Member of Parliament for Jessore-3
- In office 10 July 1986 – 6 December 1987
- Preceded by: Ebadot Hossain Mondal
- Succeeded by: Abdul Hai
- In office 25 January 2009 – 20 November 2013
- Preceded by: Tariqul Islam
- Succeeded by: Kazi Nabil Ahmed

Personal details
- Born: 1 March 1945 Kolkata, Bengal Presidency, British India
- Died: 10 January 2021 (aged 75) Jessore, Bangladesh
- Party: Bangladesh Awami League
- Other political affiliations: Jatiya Party (Ershad)
- Parent: Habibur Rahman (father)

= Mohammad Khaledur Rahman Tito =

Bangladeshi politician (1945–2021)

Mohammad Khaledur Rahman Tito (1 March 1945 – 10 January 2021) was a Bangladeshi politician. He served as a Jatiya Sangsad member as a Jatiya Party member during 1986–1988 and a Bangladesh Awami League member during 2009–2013 representing the Jessore-3 constituency.

==Early life==
Tito passed his matriculation in 1960 and intermediate exams in 1963 from Quaid e Azam College (now Government Shaheed Suhrawardy College) in Dhaka in the then East Pakistan. He then graduated from Michael Madhusudan College in Jessore in 1967 from jail.

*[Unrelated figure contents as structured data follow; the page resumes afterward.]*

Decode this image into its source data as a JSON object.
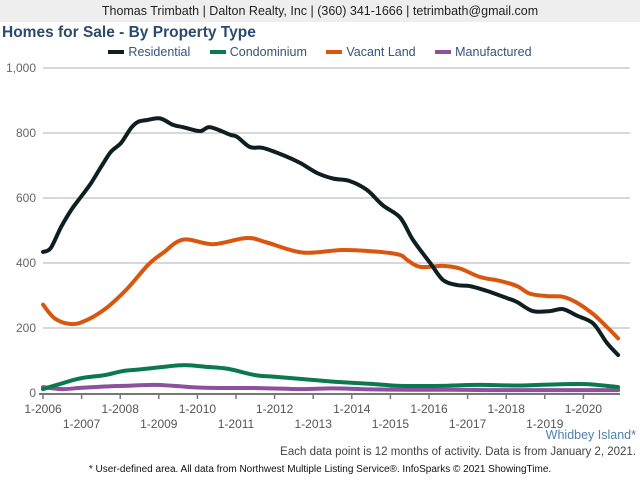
{
  "header": {
    "contact_line": "Thomas Trimbath | Dalton Realty, Inc | (360) 341-1666 | tetrimbath@gmail.com"
  },
  "chart_data": {
    "type": "line",
    "title": "Homes for Sale - By Property Type",
    "xlabel": "",
    "ylabel": "",
    "xlim": [
      2006.0,
      2020.95
    ],
    "ylim": [
      0,
      1000
    ],
    "y_ticks": [
      0,
      200,
      400,
      600,
      800,
      1000
    ],
    "y_tick_labels": [
      "0",
      "200",
      "400",
      "600",
      "800",
      "1,000"
    ],
    "x_ticks": [
      2006,
      2007,
      2008,
      2009,
      2010,
      2011,
      2012,
      2013,
      2014,
      2015,
      2016,
      2017,
      2018,
      2019,
      2020
    ],
    "x_tick_labels": [
      "1-2006",
      "1-2007",
      "1-2008",
      "1-2009",
      "1-2010",
      "1-2011",
      "1-2012",
      "1-2013",
      "1-2014",
      "1-2015",
      "1-2016",
      "1-2017",
      "1-2018",
      "1-2019",
      "1-2020"
    ],
    "grid": true,
    "legend_position": "top-center",
    "series": [
      {
        "name": "Residential",
        "color": "#0e1f24",
        "x": [
          2006.0,
          2006.2,
          2006.47,
          2006.73,
          2006.98,
          2007.24,
          2007.5,
          2007.76,
          2008.02,
          2008.28,
          2008.46,
          2008.7,
          2009.03,
          2009.37,
          2009.63,
          2010.07,
          2010.33,
          2010.84,
          2011.03,
          2011.36,
          2011.7,
          2012.22,
          2012.66,
          2013.1,
          2013.51,
          2013.95,
          2014.39,
          2014.8,
          2015.25,
          2015.58,
          2016.03,
          2016.36,
          2016.73,
          2017.06,
          2017.5,
          2018.02,
          2018.28,
          2018.69,
          2019.13,
          2019.47,
          2019.83,
          2020.25,
          2020.61,
          2020.9
        ],
        "values": [
          434,
          446,
          511,
          563,
          603,
          645,
          695,
          742,
          769,
          815,
          834,
          840,
          845,
          825,
          818,
          806,
          818,
          795,
          788,
          757,
          754,
          732,
          708,
          677,
          660,
          652,
          625,
          578,
          540,
          472,
          400,
          348,
          332,
          329,
          314,
          292,
          280,
          252,
          252,
          258,
          238,
          214,
          154,
          117
        ]
      },
      {
        "name": "Condominium",
        "color": "#0a7a4e",
        "x": [
          2006.0,
          2006.5,
          2007.0,
          2007.6,
          2008.1,
          2008.65,
          2009.15,
          2009.67,
          2010.2,
          2010.8,
          2011.5,
          2012.0,
          2012.7,
          2013.5,
          2014.5,
          2015.25,
          2016.3,
          2017.3,
          2018.35,
          2019.4,
          2020.15,
          2020.9
        ],
        "values": [
          12,
          30,
          46,
          55,
          68,
          74,
          81,
          86,
          81,
          74,
          55,
          50,
          43,
          35,
          28,
          22,
          22,
          25,
          23,
          27,
          27,
          18
        ]
      },
      {
        "name": "Vacant Land",
        "color": "#d9560f",
        "x": [
          2006.0,
          2006.31,
          2006.75,
          2007.16,
          2007.68,
          2008.2,
          2008.72,
          2009.11,
          2009.63,
          2010.4,
          2011.28,
          2011.8,
          2012.74,
          2013.77,
          2014.73,
          2015.25,
          2015.43,
          2015.77,
          2016.36,
          2016.8,
          2017.32,
          2017.84,
          2018.28,
          2018.61,
          2019.06,
          2019.47,
          2019.83,
          2020.25,
          2020.61,
          2020.9
        ],
        "values": [
          272,
          229,
          212,
          226,
          265,
          323,
          394,
          431,
          472,
          458,
          477,
          463,
          432,
          440,
          434,
          425,
          410,
          388,
          391,
          383,
          357,
          345,
          329,
          306,
          298,
          296,
          278,
          243,
          203,
          168
        ]
      },
      {
        "name": "Manufactured",
        "color": "#8e4f9c",
        "x": [
          2006.0,
          2006.5,
          2007.0,
          2007.6,
          2008.1,
          2008.9,
          2009.4,
          2010.2,
          2011.6,
          2012.65,
          2013.5,
          2014.5,
          2015.5,
          2016.5,
          2017.5,
          2018.5,
          2019.5,
          2020.9
        ],
        "values": [
          18,
          12,
          16,
          20,
          22,
          25,
          22,
          16,
          15,
          12,
          14,
          11,
          10,
          10,
          9,
          9,
          9,
          9
        ]
      }
    ]
  },
  "footer": {
    "area_label": "Whidbey Island*",
    "note": "Each data point is 12 months of activity. Data is from January 2, 2021.",
    "disclaimer": "* User-defined area. All data from Northwest Multiple Listing Service®. InfoSparks © 2021 ShowingTime."
  }
}
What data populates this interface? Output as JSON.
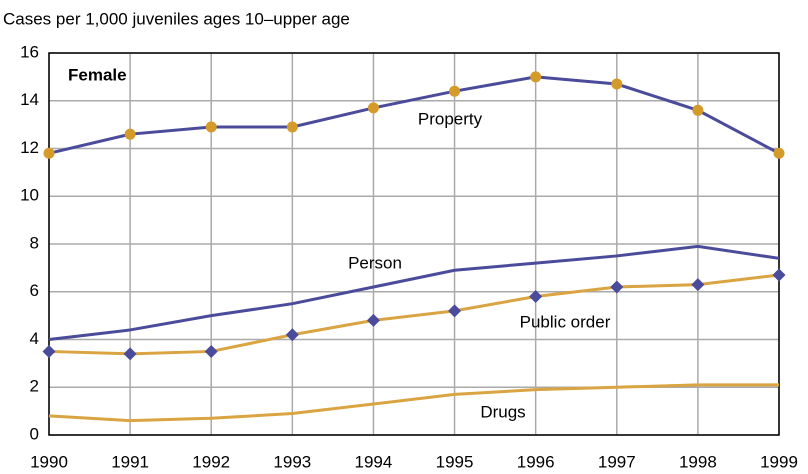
{
  "chart_data": {
    "type": "line",
    "title": "Cases per 1,000 juveniles ages 10–upper age",
    "annotation": "Female",
    "x": [
      1990,
      1991,
      1992,
      1993,
      1994,
      1995,
      1996,
      1997,
      1998,
      1999
    ],
    "series": [
      {
        "name": "Property",
        "color": "#4b4b9b",
        "marker": "circle",
        "marker_color": "#d49a2a",
        "values": [
          11.8,
          12.6,
          12.9,
          12.9,
          13.7,
          14.4,
          15.0,
          14.7,
          13.6,
          11.8
        ]
      },
      {
        "name": "Person",
        "color": "#4b4b9b",
        "values": [
          4.0,
          4.4,
          5.0,
          5.5,
          6.2,
          6.9,
          7.2,
          7.5,
          7.9,
          7.4
        ]
      },
      {
        "name": "Public order",
        "color": "#d9a441",
        "marker": "diamond",
        "marker_color": "#4b4b9b",
        "values": [
          3.5,
          3.4,
          3.5,
          4.2,
          4.8,
          5.2,
          5.8,
          6.2,
          6.3,
          6.7
        ]
      },
      {
        "name": "Drugs",
        "color": "#d9a441",
        "values": [
          0.8,
          0.6,
          0.7,
          0.9,
          1.3,
          1.7,
          1.9,
          2.0,
          2.1,
          2.1
        ]
      }
    ],
    "xlim": [
      1990,
      1999
    ],
    "xticks": [
      1990,
      1991,
      1992,
      1993,
      1994,
      1995,
      1996,
      1997,
      1998,
      1999
    ],
    "ylim": [
      0,
      16
    ],
    "yticks": [
      0,
      2,
      4,
      6,
      8,
      10,
      12,
      14,
      16
    ],
    "grid": true
  }
}
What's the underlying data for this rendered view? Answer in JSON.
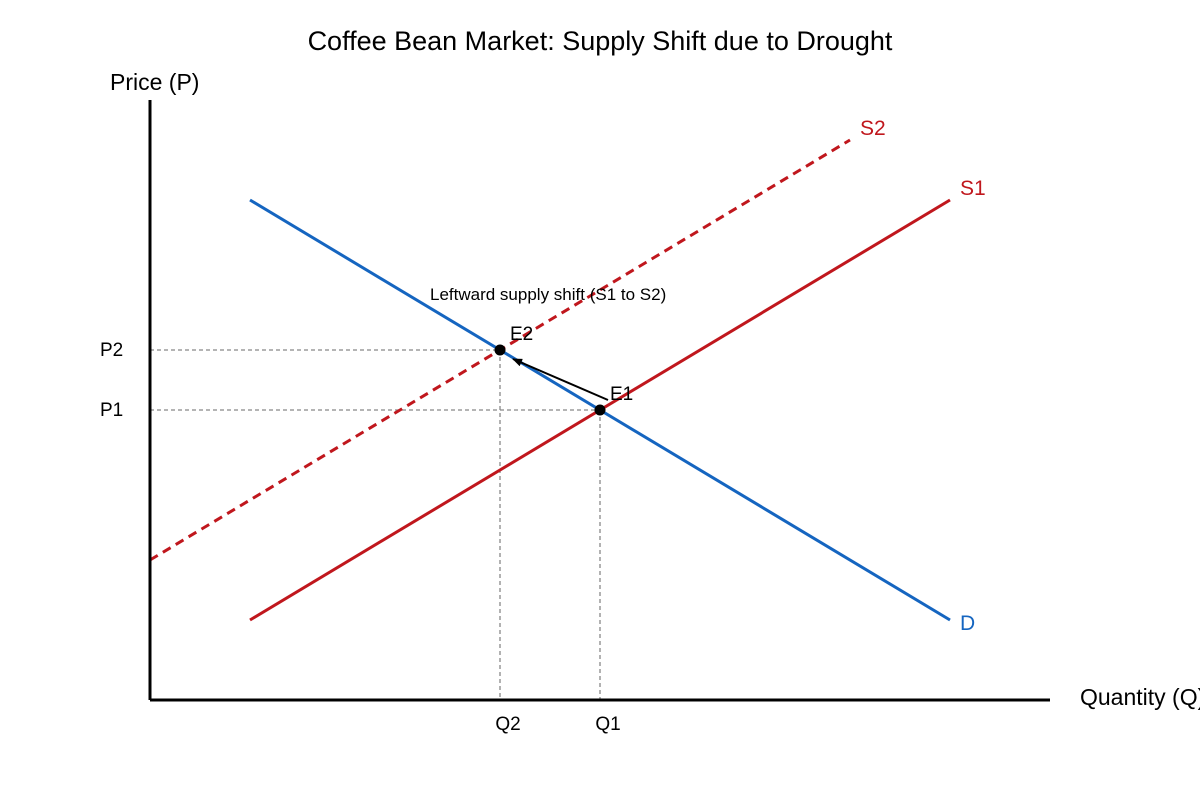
{
  "title": "Coffee Bean Market: Supply Shift due to Drought",
  "y_axis_label": "Price (P)",
  "x_axis_label": "Quantity (Q)",
  "price_ticks": {
    "p1": "P1",
    "p2": "P2"
  },
  "quantity_ticks": {
    "q1": "Q1",
    "q2": "Q2"
  },
  "curves": {
    "demand": {
      "label": "D",
      "color": "#1565c0"
    },
    "supply_original": {
      "label": "S1",
      "color": "#c0171d"
    },
    "supply_shifted": {
      "label": "S2",
      "color": "#c0171d",
      "style": "dashed"
    }
  },
  "equilibria": {
    "e1": "E1",
    "e2": "E2"
  },
  "shift_annotation": "Leftward supply shift (S1 to S2)",
  "colors": {
    "axis": "#000000",
    "guide": "#888888"
  }
}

Tito joined politics at Chhatra Union in Michael Madhusudan College in 1963. He then got involved with left-leaning workers' politics in 1967.

==Career==
Tito was elected Jessore municipality chairman in 1984 and was elected a member of Jatiya Sangsad from Jatiya Party in 1986. Next year, he took charge as organising secretary of the central Jatiya Party. In 1990, he was appointed as the state minister for Labour and Man Power ministry. After the fall of Hussain Muhammad Ershad ruling, he was put in jail in 1991. At the end of 1991, Tito was made the secretary general (in charge) of Jatiya Party.

Tito joined Bangladesh Awami League on 9 March 2006. He was elected to Parliament from Jessore-3 on 29 December 2008 as a candidate of Bangladesh Awami League. On 22 April 2009 he sued former Minister Tarikul Islam, also publisher of Daily Loksamaj, for defamation. His house in Jessore was attacked in March 2015.